Liechtenstein was next to Switzerland, and Valerie-France’s clinic was in Switzerland.

“Why don’t you go yourself? Now there’s one more person who knows about the bearer box.”

“You expect me to be able to take two months off from my duties, White? Are you crazy? With that billion-buckle Medimax issue coming up? Of course you’re going!”

“First-class round trip, all expenses paid? Full salary while I’m gone, at double overtime?”

“Yes, yes, yes! Just go, White, go!

“I’ll do it,” I said. “Let me go find out about packets.”

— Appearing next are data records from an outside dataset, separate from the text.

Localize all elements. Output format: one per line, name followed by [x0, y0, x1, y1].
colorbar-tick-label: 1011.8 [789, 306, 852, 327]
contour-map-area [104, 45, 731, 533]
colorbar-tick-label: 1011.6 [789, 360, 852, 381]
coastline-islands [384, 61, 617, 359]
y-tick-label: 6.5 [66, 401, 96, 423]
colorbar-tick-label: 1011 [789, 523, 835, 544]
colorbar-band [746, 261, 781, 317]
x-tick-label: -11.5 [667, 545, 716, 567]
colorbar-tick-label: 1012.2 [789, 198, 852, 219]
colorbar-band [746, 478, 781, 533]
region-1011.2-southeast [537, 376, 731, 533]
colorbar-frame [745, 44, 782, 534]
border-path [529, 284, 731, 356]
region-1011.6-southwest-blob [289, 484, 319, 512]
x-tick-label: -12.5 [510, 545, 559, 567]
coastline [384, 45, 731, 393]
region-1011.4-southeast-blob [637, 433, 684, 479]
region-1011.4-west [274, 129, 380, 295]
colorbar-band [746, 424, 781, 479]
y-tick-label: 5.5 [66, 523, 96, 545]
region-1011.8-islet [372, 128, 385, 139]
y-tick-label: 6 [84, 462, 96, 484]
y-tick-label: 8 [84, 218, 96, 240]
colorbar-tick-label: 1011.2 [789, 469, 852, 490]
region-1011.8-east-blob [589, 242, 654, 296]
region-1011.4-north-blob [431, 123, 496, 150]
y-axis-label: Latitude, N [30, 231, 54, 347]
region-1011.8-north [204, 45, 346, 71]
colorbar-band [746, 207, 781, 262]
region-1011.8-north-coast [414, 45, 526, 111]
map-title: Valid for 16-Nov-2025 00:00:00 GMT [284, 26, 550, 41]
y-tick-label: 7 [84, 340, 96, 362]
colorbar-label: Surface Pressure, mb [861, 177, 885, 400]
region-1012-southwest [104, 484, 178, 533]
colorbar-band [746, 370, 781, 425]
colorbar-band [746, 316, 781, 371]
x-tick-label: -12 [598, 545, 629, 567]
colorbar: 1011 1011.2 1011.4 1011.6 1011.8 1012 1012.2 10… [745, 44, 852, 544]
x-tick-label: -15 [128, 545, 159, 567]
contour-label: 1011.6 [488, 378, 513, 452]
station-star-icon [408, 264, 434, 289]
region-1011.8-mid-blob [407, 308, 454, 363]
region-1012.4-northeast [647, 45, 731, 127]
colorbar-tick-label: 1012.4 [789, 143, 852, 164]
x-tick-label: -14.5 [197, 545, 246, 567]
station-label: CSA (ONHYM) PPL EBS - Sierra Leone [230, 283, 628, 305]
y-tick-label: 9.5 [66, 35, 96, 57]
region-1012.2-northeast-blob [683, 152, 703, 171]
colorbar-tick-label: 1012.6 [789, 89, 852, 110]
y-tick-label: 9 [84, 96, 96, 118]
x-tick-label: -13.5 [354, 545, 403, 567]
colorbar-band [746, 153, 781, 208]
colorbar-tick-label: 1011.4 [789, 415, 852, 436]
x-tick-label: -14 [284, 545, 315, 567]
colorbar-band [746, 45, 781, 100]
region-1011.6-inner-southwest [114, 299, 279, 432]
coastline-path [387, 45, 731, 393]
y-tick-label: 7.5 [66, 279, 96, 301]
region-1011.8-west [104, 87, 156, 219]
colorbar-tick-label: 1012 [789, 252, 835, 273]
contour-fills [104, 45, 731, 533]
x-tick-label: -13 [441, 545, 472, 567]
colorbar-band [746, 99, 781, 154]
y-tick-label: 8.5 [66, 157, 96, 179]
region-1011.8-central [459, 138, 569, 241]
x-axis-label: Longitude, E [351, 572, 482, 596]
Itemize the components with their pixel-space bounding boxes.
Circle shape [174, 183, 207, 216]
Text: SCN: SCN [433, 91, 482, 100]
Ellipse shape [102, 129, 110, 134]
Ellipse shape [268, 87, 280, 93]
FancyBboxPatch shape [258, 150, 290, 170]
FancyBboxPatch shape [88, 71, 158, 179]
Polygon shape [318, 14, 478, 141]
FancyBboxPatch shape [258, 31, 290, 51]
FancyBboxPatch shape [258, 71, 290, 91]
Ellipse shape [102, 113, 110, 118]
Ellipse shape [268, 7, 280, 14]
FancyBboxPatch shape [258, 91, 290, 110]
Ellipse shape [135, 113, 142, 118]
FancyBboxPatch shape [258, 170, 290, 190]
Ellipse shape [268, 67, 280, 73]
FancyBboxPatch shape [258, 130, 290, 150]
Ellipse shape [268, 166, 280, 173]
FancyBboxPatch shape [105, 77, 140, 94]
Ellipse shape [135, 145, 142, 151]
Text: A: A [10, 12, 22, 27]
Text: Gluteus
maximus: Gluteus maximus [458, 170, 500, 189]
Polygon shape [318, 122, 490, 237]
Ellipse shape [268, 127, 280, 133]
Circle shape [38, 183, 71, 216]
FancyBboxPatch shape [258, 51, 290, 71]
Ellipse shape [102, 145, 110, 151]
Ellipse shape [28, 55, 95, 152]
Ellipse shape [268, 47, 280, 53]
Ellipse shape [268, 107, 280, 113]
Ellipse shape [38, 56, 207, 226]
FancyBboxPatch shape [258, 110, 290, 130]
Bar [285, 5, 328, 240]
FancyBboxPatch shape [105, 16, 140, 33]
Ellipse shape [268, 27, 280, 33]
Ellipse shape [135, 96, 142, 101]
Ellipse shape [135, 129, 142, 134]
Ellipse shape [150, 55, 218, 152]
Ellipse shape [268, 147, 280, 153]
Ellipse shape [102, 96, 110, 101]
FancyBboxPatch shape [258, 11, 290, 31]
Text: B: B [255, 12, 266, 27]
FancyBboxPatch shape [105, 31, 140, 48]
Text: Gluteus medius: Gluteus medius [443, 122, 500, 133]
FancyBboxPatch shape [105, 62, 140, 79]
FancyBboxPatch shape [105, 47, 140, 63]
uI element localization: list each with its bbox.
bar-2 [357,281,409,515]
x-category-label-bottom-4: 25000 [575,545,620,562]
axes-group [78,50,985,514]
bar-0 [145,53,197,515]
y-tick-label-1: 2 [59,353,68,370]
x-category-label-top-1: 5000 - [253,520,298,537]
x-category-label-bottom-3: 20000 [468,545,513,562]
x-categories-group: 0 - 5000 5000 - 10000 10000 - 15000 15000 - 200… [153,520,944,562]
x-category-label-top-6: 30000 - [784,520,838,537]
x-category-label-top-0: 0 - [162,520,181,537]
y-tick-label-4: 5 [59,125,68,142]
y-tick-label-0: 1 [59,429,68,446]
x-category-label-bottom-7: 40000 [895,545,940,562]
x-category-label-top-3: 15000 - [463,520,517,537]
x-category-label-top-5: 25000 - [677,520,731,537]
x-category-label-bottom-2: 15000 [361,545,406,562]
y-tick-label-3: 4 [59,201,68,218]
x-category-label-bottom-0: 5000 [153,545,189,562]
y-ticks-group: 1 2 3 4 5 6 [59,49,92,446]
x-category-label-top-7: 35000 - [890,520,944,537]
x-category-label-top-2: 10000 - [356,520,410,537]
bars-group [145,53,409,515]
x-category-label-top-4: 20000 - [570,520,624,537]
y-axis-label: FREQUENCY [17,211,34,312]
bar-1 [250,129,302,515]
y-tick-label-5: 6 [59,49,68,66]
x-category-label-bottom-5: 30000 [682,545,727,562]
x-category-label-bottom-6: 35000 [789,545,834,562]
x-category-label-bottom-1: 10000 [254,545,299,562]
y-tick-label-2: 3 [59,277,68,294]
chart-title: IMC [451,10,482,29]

“I’ve already done it,” said J. Davis Alexander, settling back in his seat and fixing me with his customary beady eye. “Hooten took the Yankee Flyer, which left Ceres eleven days ago. Luckily for us, it’s going via Vesta, so he won’t be getting into Earth orbit until around three in the morning GMT on August 12th. If he hurries, he could be at the bank the same afternoon. So, just to be on the safe side, you’ve got to get to Earth by at least the 10th.”

“Yippee,” I muttered, my mind already turning to the presents Isabel, Jin Tshei, and I would be getting for Valérie-France, “that means I’ll be there in time to celebrate Tahitian Independence Day. So what packet have you got me booked on?”

“It’s not exactly a packet,” snapped J. Davis Alexander. “There are no ships from anywhere in the Belt that could get you to Earth by then.” He leaned forward, his malevolent little eyes boring into mine. “You, White, are about to go down in the annals of history: you are going to be the first human being to travel from the Belt to Earth inside an ore-ball express!”

This, I reflected sourly as I scowled at the cramped quarters of the tiny beltship that were going to constitute my living space for the next twenty-three days, was a scheme you could pull off only if you owned 13.64 percent of the stock in Orbex, Inc. You could delay the departure date of the Ore-ball Express by thirty-six hours and have its feeble little propulsion system reprogrammed to thrust at .1 g instead of the .087 already scheduled—just enough, according to VettiLou Propokov, to get me into Earth orbit by August 10th, just in time for the Polynesians’ Independence Day celebrations, and nearly two full days before the Yankee Flyer bearing Hooten Delahooty and his favorite uncle’s codecard were due to arrive on their way to the Banque Unione de Vaduz.

It was, I supposed, remarkable—and reflected the extent of J. Davis Alexander’s desperation—what the resources of Hartman, Bemis & Choupette had managed to get done in a mere thirty-six hours.

A one-man beltship small enough for its essential components to be passed through the airlock in the side of the Ore-ball Express had been located and chopped to pieces. Nothing remained of it now except for its living quarters and life-support system. My new home was hardly larger than a good-sized powersuit but infinitely more comfortable. Besides having a narrow bunk that folded down from the port wall, it boasted a tiny bathroom and an even smaller galley.